New Zealand has 39 double tax agreements. These are designed to reduce tax impediments to cross-border trade and investment and assist in the prevention of tax avoidance and tax evasion.
In addition, New Zealand has over 20 tax information exchange agreements with other countries. These are a limited form of double tax agreements and concerned only with assisting in the prevention of tax avoidance and evasion. And, of course, New Zealand has now signed up to a multilateral Convention on Mutual Administrative Assistance in Tax Matters. These are not the actions of a tax haven.
The majority of foreign trusts are used for asset protection and succession planning, as they are in New Zealand, not for tax planning. The reason that there has been such strong recent growth in the number of foreign trusts administered here is that New Zealand is internationally recognised as a safe, stable and high quality jurisdiction with good laws, a well-regarded judiciary and substantial legal and professional infrastructure. Our reputation as a safe place to base one's assets is positive for New Zealand's global reputation.
While some of the credit for this goes to the regulatory environment created by successive governments, much also goes to the calibre of those who act as foreign trustees. The majority of New Zealand service providers are lawyers and accountants and many are also qualified members of the international Society of Trust and Estate Practitioners (STEP). They usually work with counterparts who have the same responsibilities and skills in the countries where the clients live.
Respected New Zealand trust lawyers and accountants operating foreign trusts on behalf of international clients help enhance New Zealand's reputation in the OECD and amongst international taxation experts.

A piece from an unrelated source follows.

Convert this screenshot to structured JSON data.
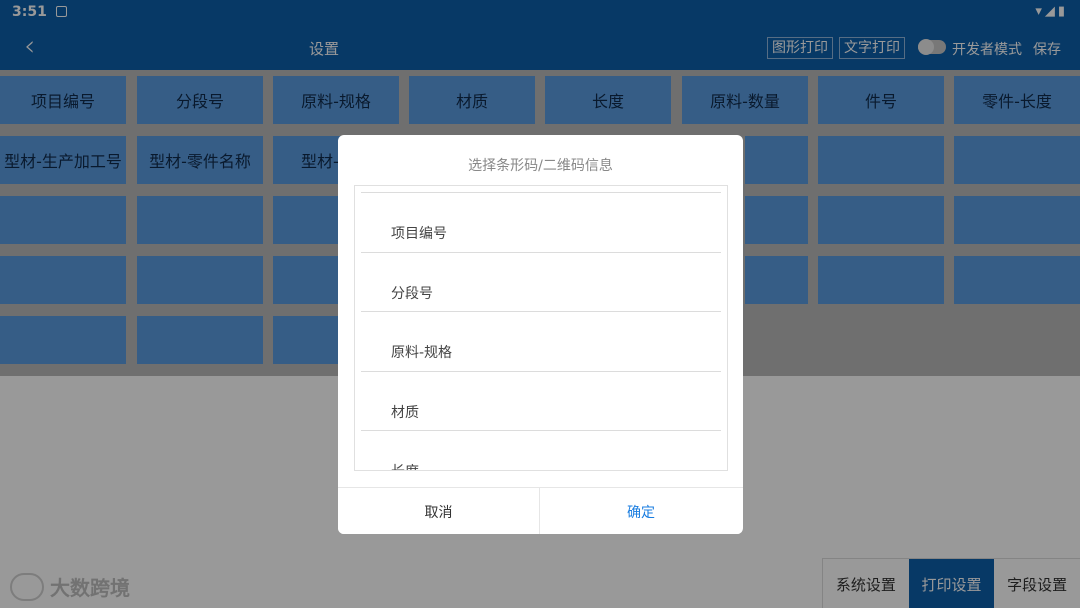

We don't compete with tax havens, but instead with jurisdictions such as Singapore, Britain and the US, all of which have a transparent tax system and apply similar taxation principles in relation to their foreign trusts.
Any concerns about the use of foreign trusts would be better directed at regulating our trust companies to ensure that they all meet the same high standards, and that our hard won reputation is not undermined by the occasional rogue operator.
Geoffrey Cone is a partner at Cone Marshall, a law firm that works with global families and their advisers.